The report was condemned by influential political figures, who questioned its veracity.
Al Hurra stood by the report in a statement, calling it “fair, balanced and professional,” and adding: “During the extensive preparations of the report over time, individuals and institutions were given the right of reply, which they declined. We still offer those same institutions the opportunity to reply.”
Founded in 2004, the channel is widely watched in Iraq and part of the wider Al Hurra network, which is funded by the U.S. Congress and directed from Washington. The controversy comes at a time of heightened tensions between Baghdad’s two main allies, Washington and Tehran, with pro-Iran factions ratcheting up discourse against the U.S.
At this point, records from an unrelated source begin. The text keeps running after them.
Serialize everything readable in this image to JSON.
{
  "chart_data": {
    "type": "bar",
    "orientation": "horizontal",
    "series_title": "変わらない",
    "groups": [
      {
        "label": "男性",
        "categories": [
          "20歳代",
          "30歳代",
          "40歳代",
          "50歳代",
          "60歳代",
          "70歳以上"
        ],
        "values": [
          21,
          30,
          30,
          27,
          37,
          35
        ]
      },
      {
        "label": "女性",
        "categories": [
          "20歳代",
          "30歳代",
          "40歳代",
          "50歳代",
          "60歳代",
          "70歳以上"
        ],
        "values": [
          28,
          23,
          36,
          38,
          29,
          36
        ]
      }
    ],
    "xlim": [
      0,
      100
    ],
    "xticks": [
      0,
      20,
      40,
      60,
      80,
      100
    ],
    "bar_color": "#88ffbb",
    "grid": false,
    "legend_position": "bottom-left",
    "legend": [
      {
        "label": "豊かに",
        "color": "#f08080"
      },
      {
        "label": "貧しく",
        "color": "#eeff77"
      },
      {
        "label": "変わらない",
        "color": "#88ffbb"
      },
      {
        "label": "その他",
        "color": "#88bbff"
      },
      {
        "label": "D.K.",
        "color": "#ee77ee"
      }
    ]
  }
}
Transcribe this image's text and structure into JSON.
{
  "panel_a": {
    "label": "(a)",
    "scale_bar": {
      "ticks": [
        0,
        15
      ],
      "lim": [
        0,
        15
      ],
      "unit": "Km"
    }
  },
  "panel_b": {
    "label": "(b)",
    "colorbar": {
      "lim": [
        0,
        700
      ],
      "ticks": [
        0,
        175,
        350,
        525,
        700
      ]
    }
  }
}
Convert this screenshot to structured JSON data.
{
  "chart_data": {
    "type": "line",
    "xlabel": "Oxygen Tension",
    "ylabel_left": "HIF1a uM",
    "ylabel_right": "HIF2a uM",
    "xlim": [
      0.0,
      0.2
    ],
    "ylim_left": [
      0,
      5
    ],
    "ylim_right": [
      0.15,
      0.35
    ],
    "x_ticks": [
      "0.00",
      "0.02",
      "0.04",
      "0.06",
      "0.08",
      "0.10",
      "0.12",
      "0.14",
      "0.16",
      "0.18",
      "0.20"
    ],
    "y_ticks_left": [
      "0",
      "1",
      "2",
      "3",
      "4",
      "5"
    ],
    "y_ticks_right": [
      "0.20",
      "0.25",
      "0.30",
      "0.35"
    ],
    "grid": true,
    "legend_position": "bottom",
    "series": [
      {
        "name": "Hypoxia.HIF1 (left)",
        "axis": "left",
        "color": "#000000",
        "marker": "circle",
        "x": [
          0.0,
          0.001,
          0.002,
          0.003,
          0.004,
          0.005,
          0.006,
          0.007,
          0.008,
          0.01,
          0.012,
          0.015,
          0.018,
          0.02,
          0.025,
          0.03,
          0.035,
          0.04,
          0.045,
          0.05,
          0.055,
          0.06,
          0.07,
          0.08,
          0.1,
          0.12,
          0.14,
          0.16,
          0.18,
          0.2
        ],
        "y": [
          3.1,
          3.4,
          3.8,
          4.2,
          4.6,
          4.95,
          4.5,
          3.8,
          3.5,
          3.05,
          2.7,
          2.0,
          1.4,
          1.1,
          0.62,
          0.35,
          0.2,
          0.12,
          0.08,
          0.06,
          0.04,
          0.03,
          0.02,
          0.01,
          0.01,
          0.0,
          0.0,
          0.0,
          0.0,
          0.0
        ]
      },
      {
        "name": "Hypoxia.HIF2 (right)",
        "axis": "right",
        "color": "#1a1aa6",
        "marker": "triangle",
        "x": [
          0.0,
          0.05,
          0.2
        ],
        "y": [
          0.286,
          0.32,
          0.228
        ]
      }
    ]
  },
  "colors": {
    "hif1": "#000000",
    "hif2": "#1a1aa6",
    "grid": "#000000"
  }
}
Al Hurra’s report prompted an avalanche of condemnations, with critics suggesting it showed the U.S. was adopting an aggressive stance toward their country. The mainly Shiite militias known as Al-Hashd al-Shaabi, founded in 2014 by an edict from the top Shiite religious authority in Iraq Grand Ayatollah Ali al-Sistani, accused Al Hurra of “a hostile news policy.” Qais al-Khazali, who heads the powerful Asaib Ahl al-Haq faction within the Hashd, slammed the report as “a dangerous indication of U.S. foreign policy.”
Iraq’s Sunni religious establishment said the report was full of “lies” and said it was preparing a lawsuit against Al Hurra.
Iraq is ranked near the bottom of Reporters Without Borders’ (RSF) media freedom index. It owes its ranking of 156 out of 180 countries to routine attacks, arbitrary detentions and intimidation of journalists by militias and pro-government groups, according to RSF. “Iraq still has no law on access to state-held information,” RSF says on its website. “Investigative reporting on corruption or embezzlement exposes journalists to serious threats.”
Neither the U.S. Department of State nor the U.S. Embassy in Baghdad oversees the content of Al Hurra’s programming, Embassy spokesperson Pedro Martin said.
“Al Hurra’s mission is to deliver accurate and objective information on the region, American policies and Americana,” he said. “The government of Iraq has the right to question Al Hurra on any reporting that is perceived to be false or unprofessional and has the right to respond with their position.”